Maurício estacionou o carro e suspirou. Havia chegado até ali sem que nada lhe caísse sobre a cabeça. Ele não estava esmagado nem dilacerado entre os ferros retorcidos do seu automóvel novinho em folha. Ele escapara, até ali. A rasga-mortalha, dessa vez, errou.

– Vai ter desgraça! – repetiu a avó.

Ele não conseguia tirar a maldita frase da cabeça. Mas dois-mais-dois é que deveria ser o lema do dia.

É que dois-mais-dois faz sentido, mas não dá conta de tudo. Há sempre o Sobrenatural de Almeida, do Nelson. Os homens de negócios com seus laptops a tiracolo o batizaram de “variáveis incontroláveis”, mais uma vez tentando controlar e encaixotar o que não é dois-mais-dois. O que é muito, tanto, a maioria das coisas. O homem de negócios é sempre um arrogante. Ele imagina que medir o tamanho da onda vai impedi-la de despencar sobre a sua cabeça. O homem de negócios se afoga fazendo contas.
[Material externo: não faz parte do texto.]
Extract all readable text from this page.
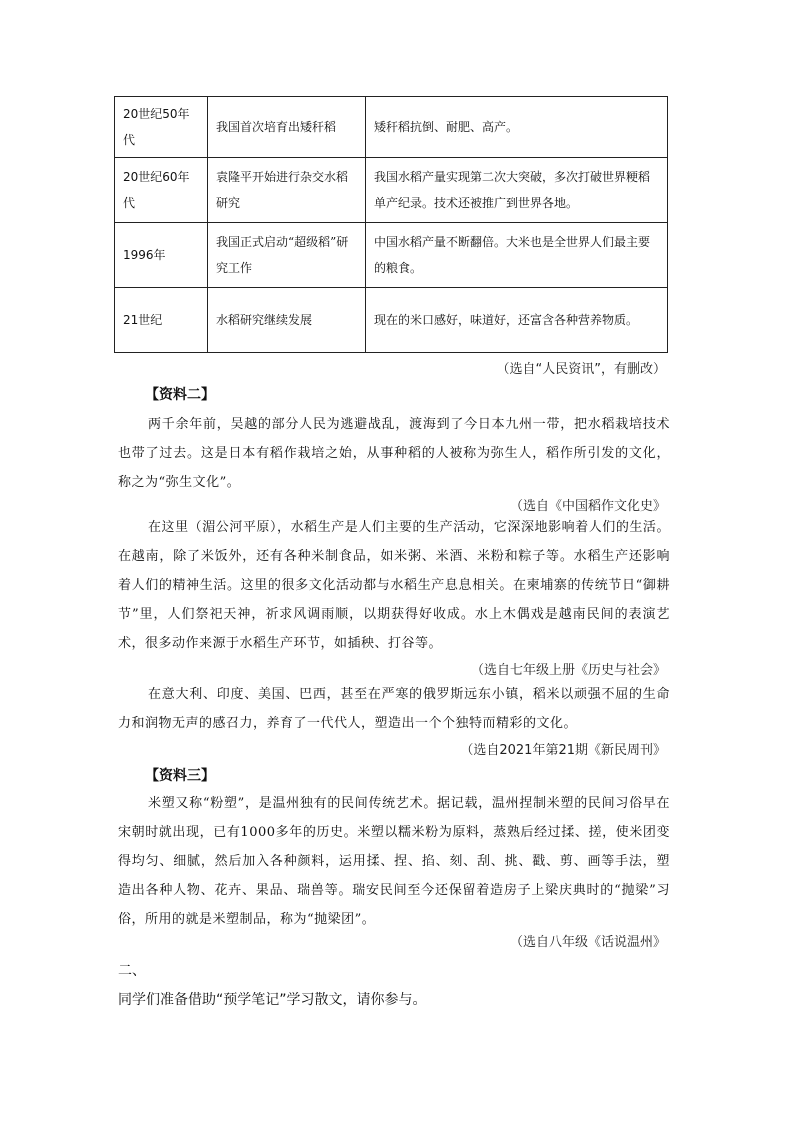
20世纪50年代	我国首次培育出矮秆稻	矮秆稻抗倒、耐肥、高产。
20世纪60年代	袁隆平开始进行杂交水稻研究	我国水稻产量实现第二次大突破，多次打破世界粳稻单产纪录。技术还被推广到世界各地。
1996年	我国正式启动“超级稻”研究工作	中国水稻产量不断翻倍。大米也是全世界人们最主要的粮食。
21世纪	水稻研究继续发展	现在的米口感好，味道好，还富含各种营养物质。
（选自“人民资讯”，有删改）
【资料二】
两千余年前，吴越的部分人民为逃避战乱，渡海到了今日本九州一带，把水稻栽培技术也带了过去。这是日本有稻作栽培之始，从事种稻的人被称为弥生人，稻作所引发的文化，称之为“弥生文化”。
（选自《中国稻作文化史》
在这里（湄公河平原），水稻生产是人们主要的生产活动，它深深地影响着人们的生活。在越南，除了米饭外，还有各种米制食品，如米粥、米酒、米粉和粽子等。水稻生产还影响着人们的精神生活。这里的很多文化活动都与水稻生产息息相关。在柬埔寨的传统节日“御耕节”里，人们祭祀天神，祈求风调雨顺，以期获得好收成。水上木偶戏是越南民间的表演艺术，很多动作来源于水稻生产环节，如插秧、打谷等。
（选自七年级上册《历史与社会》
在意大利、印度、美国、巴西，甚至在严寒的俄罗斯远东小镇，稻米以顽强不屈的生命力和润物无声的感召力，养育了一代代人，塑造出一个个独特而精彩的文化。
（选自2021年第21期《新民周刊》
【资料三】
米塑又称“粉塑”，是温州独有的民间传统艺术。据记载，温州捏制米塑的民间习俗早在宋朝时就出现，已有1000多年的历史。米塑以糯米粉为原料，蒸熟后经过揉、搓，使米团变得均匀、细腻，然后加入各种颜料，运用揉、捏、掐、刻、刮、挑、戳、剪、画等手法，塑造出各种人物、花卉、果品、瑞兽等。瑞安民间至今还保留着造房子上梁庆典时的“抛梁”习俗，所用的就是米塑制品，称为“抛梁团”。
（选自八年级《话说温州》
二、
同学们准备借助“预学笔记”学习散文，请你参与。
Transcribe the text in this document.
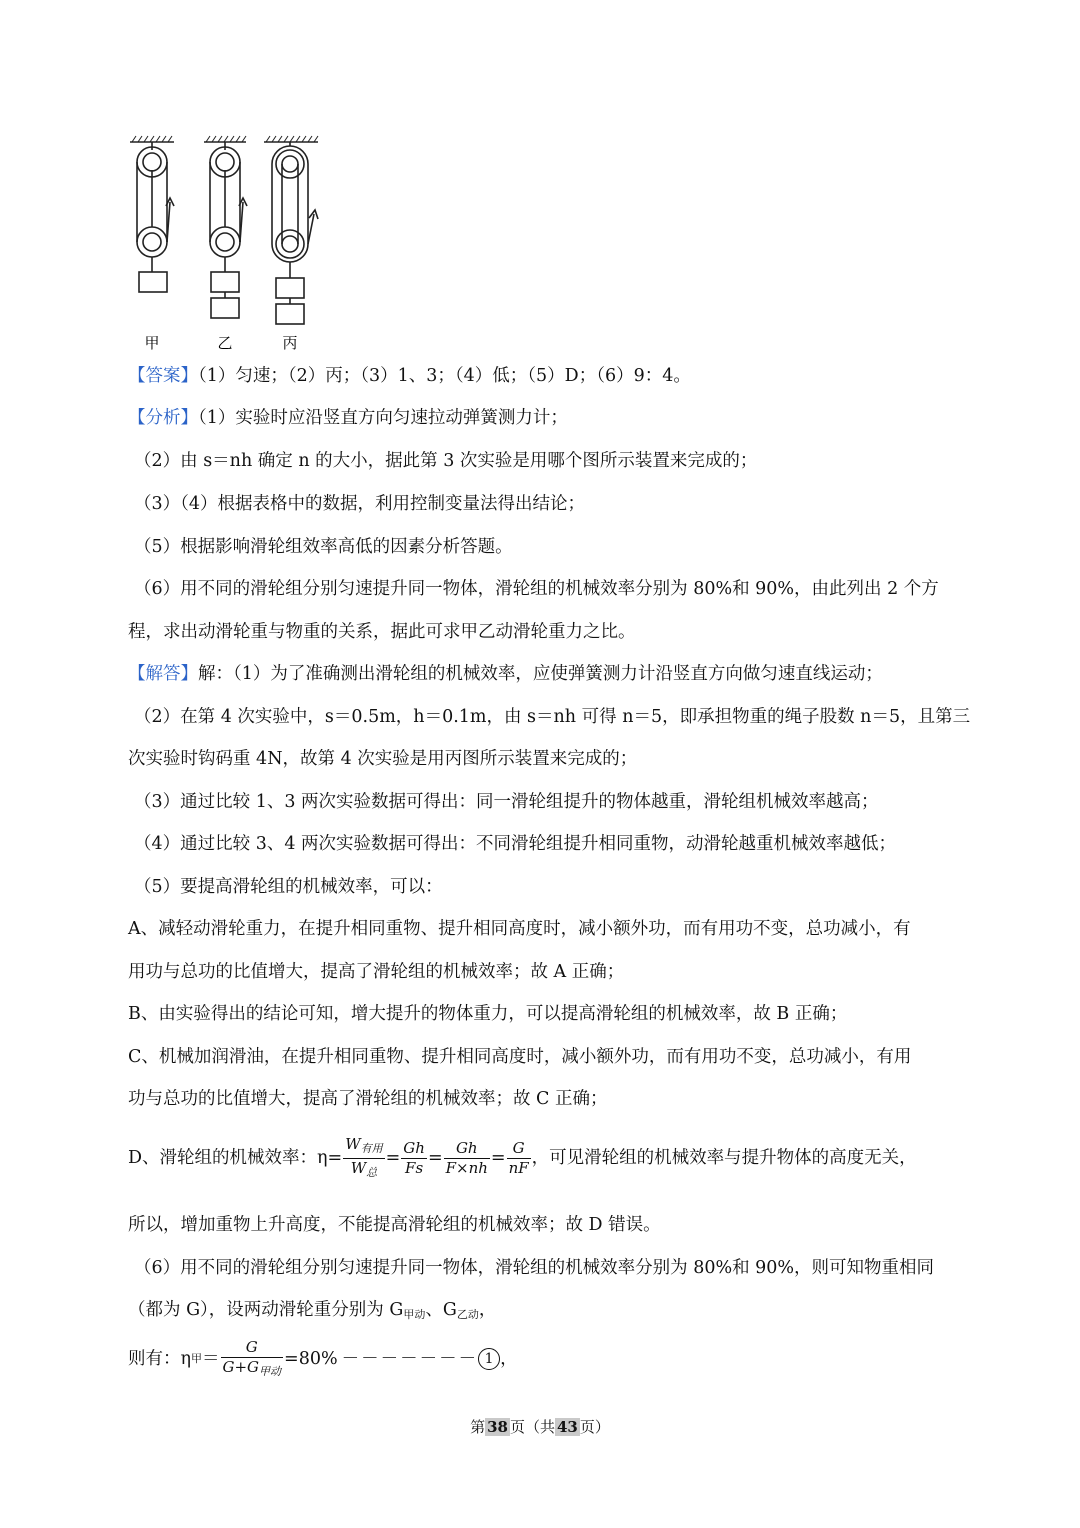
甲	乙	丙
【答案】（1）匀速；（2）丙；（3）1、3；（4）低；（5）D；（6）9：4。
【分析】（1）实验时应沿竖直方向匀速拉动弹簧测力计；
（2）由 s＝nh 确定 n 的大小，据此第 3 次实验是用哪个图所示装置来完成的；
（3）（4）根据表格中的数据，利用控制变量法得出结论；
（5）根据影响滑轮组效率高低的因素分析答题。
（6）用不同的滑轮组分别匀速提升同一物体，滑轮组的机械效率分别为 80%和 90%，由此列出 2 个方
程，求出动滑轮重与物重的关系，据此可求甲乙动滑轮重力之比。
【解答】解：（1）为了准确测出滑轮组的机械效率，应使弹簧测力计沿竖直方向做匀速直线运动；
（2）在第 4 次实验中，s＝0.5m，h＝0.1m，由 s＝nh 可得 n＝5，即承担物重的绳子股数 n＝5，且第三
次实验时钩码重 4N，故第 4 次实验是用丙图所示装置来完成的；
（3）通过比较 1、3 两次实验数据可得出：同一滑轮组提升的物体越重，滑轮组机械效率越高；
（4）通过比较 3、4 两次实验数据可得出：不同滑轮组提升相同重物，动滑轮越重机械效率越低；
（5）要提高滑轮组的机械效率，可以：
A、减轻动滑轮重力，在提升相同重物、提升相同高度时，减小额外功，而有用功不变，总功减小，有
用功与总功的比值增大，提高了滑轮组的机械效率；故 A 正确；
B、由实验得出的结论可知，增大提升的物体重力，可以提高滑轮组的机械效率，故 B 正确；
C、机械加润滑油，在提升相同重物、提升相同高度时，减小额外功，而有用功不变，总功减小，有用
功与总功的比值增大，提高了滑轮组的机械效率；故 C 正确；
D、滑轮组的机械效率：$\eta= \frac{W_{有用}}{W_总} = \frac{Gh}{Fs} = \frac{Gh}{F\times nh} = \frac{G}{nF}$ ，可见滑轮组的机械效率与提升物体的高度无关，
所以，增加重物上升高度，不能提高滑轮组的机械效率；故 D 错误。
（6）用不同的滑轮组分别匀速提升同一物体，滑轮组的机械效率分别为 80%和 90%，则可知物重相同
（都为 G），设两动滑轮重分别为 $G_{甲动}$、$G_{乙动}$，
则有：η 甲 ＝ $\frac{G}{G+G_{甲动}} =80\%$ －－－－－－－ 1 ，
第 38 页（共 43 页）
-Mas, não vai haver nada, Maurício! Deixe de ser louco! Foi apenas uma mera coruja! Qual mal pode fazer uma coruja, homem?

Dois-mais-dois do homem do subsolo mais uma vez à mesa.

Maurício abriu a porta da academia com um sorriso aberto desfilando no rosto.

Foi naquele dia que o executivo de 33 anos se infectou. Era um vírus novo. Ninguém sabia ao certo. Duas semanas depois, Maurício morreu asfixiado pelos próprios fluidos. Alguém relatou que ouvira naquela noite um piado esquisito e o voo da rasga-mortalha.